1300nm Beam Profiling — InGaAs vs Standard CCD Camera
Figure 2. Original SP503 camera specification.

However, in a more recent revision, the Spiricon engineers reduced the sensitivity to a range of .190um to 1.1 (although, when sufficient power exists, it can still be used at 1300nm).

Current specification:

1300nm Beam Profiling — InGaAs vs Standard CCD Camera
Figure 3. Current SP503 camera specification.

Spiricon engineers noted, “Although our silicon array cameras have shown response out to 1.32um, it can cause significant blooming which could lead to significant errors of beam width measurements.”

For this diode application the source was 1300nm. This is typically suitable for this camera with the risk of blooming, as seen below:

1300nm Beam Profiling — InGaAs vs Standard CCD Camera
Figure 4. Blooming can lead to errors in beam width measurements.

Cost Differential: Standard CCD Camera vs InGaAs Camera
Due to the competitive nature of this customer’s business, it was necessary to test the lower cost, standard silica CCD camera first. The risk of blooming was likely, but it was possible they could compensate for this phenomenon. The SP503 standard CCD camera was fixtured and, using BeamGage Professional software, the data was fed into the data analysis system for the quality evaluation.
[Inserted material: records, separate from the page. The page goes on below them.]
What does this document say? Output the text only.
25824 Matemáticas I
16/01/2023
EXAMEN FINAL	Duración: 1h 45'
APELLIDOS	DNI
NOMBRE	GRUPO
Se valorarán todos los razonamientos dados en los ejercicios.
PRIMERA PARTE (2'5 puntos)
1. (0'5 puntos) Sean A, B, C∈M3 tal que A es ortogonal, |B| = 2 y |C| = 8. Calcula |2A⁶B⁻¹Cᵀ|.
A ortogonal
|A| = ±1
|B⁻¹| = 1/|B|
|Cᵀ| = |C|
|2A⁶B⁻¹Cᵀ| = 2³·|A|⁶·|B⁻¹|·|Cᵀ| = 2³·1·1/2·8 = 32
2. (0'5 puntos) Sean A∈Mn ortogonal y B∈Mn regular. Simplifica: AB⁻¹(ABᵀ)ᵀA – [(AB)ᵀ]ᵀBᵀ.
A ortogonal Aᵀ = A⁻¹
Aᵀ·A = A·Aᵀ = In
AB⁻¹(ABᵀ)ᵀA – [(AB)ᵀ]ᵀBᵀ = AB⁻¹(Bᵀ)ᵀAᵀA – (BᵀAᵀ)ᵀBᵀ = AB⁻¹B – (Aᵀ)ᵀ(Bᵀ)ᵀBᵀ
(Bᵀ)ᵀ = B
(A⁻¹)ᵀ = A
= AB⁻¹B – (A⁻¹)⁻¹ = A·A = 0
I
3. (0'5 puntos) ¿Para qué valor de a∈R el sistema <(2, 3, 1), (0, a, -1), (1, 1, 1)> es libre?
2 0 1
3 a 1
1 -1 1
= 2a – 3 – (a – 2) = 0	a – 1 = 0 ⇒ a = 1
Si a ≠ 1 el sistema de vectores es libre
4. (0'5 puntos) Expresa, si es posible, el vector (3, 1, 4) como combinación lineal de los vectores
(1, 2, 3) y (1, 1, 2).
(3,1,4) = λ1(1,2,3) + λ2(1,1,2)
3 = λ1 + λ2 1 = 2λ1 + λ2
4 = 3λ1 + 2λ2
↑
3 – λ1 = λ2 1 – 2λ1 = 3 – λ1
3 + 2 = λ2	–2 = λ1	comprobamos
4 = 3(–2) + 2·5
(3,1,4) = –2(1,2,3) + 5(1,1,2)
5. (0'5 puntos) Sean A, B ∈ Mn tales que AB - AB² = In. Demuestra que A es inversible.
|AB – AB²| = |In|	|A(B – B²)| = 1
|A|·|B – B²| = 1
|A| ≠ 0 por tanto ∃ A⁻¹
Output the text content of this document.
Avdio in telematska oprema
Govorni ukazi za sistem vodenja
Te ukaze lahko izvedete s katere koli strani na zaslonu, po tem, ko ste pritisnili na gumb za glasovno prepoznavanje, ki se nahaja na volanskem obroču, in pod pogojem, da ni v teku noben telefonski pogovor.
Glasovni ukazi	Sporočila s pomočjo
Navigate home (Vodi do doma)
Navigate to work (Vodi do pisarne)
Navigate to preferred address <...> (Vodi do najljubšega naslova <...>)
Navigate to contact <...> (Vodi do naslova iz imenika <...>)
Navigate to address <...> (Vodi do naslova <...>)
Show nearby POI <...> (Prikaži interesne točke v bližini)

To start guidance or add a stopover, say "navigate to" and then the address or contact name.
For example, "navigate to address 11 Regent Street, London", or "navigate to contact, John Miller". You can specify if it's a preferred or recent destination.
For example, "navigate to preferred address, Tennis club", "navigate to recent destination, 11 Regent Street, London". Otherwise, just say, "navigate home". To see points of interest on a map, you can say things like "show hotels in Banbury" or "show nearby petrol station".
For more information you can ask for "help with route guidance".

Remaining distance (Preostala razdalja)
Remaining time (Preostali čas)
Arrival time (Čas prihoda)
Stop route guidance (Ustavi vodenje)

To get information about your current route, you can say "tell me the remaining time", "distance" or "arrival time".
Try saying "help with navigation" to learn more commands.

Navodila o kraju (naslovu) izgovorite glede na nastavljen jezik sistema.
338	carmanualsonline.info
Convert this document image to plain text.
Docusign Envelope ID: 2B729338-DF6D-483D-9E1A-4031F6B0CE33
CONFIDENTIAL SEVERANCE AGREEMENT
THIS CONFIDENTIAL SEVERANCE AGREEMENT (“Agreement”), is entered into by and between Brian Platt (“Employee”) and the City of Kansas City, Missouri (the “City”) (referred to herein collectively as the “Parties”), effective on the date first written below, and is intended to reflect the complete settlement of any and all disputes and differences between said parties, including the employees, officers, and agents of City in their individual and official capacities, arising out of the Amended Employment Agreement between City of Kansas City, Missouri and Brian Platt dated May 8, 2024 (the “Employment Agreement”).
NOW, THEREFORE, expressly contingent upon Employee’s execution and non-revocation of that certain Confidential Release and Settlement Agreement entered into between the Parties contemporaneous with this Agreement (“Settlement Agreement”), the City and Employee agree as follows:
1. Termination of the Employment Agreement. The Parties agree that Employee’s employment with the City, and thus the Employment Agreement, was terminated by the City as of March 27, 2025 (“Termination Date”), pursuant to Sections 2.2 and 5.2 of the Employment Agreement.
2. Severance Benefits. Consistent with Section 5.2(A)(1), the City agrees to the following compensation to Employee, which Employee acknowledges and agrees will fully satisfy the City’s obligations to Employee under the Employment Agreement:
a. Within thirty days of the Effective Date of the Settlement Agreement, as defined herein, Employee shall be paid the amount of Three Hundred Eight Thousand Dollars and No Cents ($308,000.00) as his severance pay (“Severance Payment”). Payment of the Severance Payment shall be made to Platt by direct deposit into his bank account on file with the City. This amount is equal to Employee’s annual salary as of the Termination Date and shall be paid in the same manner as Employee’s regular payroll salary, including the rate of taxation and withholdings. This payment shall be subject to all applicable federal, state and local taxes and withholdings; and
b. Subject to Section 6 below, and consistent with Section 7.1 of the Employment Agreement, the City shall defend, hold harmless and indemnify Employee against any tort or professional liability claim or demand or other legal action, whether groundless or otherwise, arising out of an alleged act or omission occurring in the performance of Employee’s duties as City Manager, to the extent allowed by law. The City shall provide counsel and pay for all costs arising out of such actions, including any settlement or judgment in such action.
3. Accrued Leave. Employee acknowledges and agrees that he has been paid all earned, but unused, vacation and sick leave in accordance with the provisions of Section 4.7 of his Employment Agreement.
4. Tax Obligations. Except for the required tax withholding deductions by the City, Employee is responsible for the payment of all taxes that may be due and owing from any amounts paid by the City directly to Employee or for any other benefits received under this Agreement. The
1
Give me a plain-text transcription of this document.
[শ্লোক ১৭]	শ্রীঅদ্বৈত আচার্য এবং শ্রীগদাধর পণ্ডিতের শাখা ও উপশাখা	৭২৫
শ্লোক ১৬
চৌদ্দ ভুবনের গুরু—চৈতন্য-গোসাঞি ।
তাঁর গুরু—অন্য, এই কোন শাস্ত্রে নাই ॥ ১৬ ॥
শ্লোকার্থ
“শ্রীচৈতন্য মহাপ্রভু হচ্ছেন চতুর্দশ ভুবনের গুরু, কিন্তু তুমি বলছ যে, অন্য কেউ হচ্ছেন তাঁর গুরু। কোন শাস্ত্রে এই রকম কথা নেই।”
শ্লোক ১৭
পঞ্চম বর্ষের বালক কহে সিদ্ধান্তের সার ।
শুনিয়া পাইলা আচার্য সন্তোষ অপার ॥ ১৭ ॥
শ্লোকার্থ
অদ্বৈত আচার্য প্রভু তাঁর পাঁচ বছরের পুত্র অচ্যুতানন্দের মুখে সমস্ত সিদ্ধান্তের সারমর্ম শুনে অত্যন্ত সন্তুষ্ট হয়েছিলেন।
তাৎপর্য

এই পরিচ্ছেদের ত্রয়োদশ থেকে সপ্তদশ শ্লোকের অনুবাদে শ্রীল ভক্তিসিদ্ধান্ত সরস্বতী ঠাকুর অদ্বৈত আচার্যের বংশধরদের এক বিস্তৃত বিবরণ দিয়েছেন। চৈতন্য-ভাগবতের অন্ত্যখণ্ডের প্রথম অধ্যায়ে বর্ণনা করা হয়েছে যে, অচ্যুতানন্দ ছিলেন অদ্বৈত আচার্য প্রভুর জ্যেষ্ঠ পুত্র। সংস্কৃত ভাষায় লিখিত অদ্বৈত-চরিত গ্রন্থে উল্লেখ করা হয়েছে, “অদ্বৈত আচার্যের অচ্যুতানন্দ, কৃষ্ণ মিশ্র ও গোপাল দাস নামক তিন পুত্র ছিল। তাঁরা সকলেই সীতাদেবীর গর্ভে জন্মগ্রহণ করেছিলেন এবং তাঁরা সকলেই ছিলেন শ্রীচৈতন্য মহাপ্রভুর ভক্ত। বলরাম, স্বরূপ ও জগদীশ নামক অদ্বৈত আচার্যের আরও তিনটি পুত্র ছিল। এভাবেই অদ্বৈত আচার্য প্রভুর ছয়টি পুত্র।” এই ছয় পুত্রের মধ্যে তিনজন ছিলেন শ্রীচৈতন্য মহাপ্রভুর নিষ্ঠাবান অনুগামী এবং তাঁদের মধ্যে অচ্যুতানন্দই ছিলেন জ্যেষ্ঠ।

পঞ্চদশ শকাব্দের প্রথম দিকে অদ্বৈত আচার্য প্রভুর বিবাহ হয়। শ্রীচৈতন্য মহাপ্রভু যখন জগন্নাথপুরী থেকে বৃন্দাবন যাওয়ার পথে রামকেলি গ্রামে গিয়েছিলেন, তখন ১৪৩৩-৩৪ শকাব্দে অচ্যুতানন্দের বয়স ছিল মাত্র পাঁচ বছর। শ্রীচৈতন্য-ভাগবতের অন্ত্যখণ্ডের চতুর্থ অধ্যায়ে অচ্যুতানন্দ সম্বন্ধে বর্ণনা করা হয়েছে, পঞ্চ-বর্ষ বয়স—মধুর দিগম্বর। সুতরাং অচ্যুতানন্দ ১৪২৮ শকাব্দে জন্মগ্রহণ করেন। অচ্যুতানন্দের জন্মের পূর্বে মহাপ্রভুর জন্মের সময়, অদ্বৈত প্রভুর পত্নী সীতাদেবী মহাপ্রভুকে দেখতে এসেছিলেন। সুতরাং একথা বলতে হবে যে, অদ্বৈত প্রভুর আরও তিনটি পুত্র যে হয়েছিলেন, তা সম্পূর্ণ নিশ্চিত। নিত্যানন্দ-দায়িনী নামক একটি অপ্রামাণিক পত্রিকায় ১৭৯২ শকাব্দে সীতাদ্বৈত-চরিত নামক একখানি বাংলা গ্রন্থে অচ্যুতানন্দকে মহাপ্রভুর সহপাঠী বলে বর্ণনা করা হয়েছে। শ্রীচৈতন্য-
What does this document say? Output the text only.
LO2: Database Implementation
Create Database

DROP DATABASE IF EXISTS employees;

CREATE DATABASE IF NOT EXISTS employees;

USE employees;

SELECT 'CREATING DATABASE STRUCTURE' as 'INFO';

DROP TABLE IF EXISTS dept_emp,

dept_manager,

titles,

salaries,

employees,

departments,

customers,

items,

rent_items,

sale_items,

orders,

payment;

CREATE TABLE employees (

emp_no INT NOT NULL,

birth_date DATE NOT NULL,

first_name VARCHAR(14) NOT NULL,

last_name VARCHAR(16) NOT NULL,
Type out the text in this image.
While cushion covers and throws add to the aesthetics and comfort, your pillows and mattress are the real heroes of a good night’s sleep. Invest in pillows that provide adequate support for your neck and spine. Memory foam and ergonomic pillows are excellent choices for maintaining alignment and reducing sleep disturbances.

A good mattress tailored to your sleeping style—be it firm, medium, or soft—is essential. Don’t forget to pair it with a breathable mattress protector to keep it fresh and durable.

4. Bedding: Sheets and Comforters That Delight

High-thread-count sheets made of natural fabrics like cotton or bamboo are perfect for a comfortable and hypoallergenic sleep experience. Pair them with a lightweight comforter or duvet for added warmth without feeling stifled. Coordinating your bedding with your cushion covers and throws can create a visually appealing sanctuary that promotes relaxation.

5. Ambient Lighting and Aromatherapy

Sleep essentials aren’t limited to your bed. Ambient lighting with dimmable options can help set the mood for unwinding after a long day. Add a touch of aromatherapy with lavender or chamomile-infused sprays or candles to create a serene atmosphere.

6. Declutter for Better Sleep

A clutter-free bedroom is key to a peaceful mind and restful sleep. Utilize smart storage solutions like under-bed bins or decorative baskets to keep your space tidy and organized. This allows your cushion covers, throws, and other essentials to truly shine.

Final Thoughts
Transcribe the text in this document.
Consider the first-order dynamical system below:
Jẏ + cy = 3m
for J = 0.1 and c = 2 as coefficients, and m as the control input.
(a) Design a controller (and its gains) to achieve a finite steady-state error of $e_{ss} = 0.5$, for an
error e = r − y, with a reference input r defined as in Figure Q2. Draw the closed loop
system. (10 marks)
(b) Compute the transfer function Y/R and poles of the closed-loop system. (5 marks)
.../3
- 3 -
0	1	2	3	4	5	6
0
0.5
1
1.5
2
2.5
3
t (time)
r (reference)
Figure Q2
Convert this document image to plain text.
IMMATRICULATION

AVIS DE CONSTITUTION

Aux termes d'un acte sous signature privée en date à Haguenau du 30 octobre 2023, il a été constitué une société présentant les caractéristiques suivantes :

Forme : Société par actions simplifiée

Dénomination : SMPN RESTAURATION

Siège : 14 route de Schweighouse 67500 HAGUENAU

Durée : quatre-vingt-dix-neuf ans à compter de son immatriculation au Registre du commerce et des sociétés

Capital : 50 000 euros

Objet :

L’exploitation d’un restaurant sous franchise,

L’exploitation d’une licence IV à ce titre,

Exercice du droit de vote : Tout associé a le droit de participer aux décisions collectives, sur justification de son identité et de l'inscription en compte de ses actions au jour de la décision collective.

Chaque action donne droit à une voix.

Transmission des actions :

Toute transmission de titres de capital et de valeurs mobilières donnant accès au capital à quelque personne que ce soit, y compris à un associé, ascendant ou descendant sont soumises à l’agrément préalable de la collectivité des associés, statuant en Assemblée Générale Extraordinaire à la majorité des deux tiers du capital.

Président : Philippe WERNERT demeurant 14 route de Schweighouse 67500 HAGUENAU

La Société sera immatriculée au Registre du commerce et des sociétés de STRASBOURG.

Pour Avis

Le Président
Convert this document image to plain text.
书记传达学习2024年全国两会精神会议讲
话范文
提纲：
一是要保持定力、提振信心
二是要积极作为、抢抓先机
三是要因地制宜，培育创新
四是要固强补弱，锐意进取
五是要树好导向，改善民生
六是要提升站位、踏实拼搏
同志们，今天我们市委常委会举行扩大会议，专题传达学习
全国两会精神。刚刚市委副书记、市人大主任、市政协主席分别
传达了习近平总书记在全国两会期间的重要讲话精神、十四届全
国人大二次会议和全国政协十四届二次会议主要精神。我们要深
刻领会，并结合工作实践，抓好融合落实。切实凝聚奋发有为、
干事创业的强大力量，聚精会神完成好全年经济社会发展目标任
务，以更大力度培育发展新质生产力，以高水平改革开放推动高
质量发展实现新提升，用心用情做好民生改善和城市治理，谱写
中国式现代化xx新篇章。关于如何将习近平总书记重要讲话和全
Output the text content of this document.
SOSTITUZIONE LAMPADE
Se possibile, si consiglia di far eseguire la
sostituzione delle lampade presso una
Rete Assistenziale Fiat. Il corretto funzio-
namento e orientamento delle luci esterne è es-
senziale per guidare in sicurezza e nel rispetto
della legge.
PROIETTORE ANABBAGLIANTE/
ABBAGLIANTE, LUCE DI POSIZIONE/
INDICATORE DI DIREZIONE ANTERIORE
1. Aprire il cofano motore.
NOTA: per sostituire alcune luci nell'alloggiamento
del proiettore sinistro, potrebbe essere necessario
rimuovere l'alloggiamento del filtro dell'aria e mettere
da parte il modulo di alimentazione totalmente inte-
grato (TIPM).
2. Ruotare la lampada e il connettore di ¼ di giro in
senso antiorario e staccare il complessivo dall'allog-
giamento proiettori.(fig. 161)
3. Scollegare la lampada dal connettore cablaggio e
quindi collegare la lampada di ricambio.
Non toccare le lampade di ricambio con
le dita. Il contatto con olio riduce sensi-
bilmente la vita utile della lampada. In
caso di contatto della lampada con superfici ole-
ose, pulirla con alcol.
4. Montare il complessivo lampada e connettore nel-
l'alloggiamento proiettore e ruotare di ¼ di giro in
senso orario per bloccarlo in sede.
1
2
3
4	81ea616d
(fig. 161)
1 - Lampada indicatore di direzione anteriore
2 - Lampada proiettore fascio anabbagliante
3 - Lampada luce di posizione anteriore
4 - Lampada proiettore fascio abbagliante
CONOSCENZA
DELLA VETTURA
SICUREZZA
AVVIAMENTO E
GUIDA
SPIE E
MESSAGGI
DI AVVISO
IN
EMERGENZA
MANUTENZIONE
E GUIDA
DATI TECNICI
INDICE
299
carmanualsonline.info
This proved to be useable but did not present the needed accuracy. A typical 1300nm beam image with the standard CCD silica array camera had this appearance:

1300nm Beam Profiling — InGaAs vs Standard CCD Camera
Figure 5. Typical 1300nm beam with standard CCD silica array camera.

As a test for comparison, the Ophir-Spiricon InGaAs camera was suggested as a better alternative. It would not be affected by the blooming condition and provided further confidence the sensitivity of the array was well suited for this wavelength (Spiricon InGaAs camera specified for 0.90-1.7um, with 30um x 30um pixels, 320x256). This camera was also programmed with BeamGage Professional software and then tested and compared against the standard CCD array camera.

1300nm Beam Profiling — InGaAs vs Standard CCD Camera
Figure 6. InGaAs camera.

The test results proved quite satisfactory. A typical beam profile of the same diode showed the following image:

Figure 7. Beam profile with InGaAs camera.
Figure 6. InGaAs camera.

The cost differential of the Ophir-Spiricon InGaAs camera, which is quoted at 4x the cost of the standard CCD camera, was easily justified by the accuracy this camera could offer, the reliability in measurement it provided, and the reduced scrap this alternative would produce in the manufacturing process.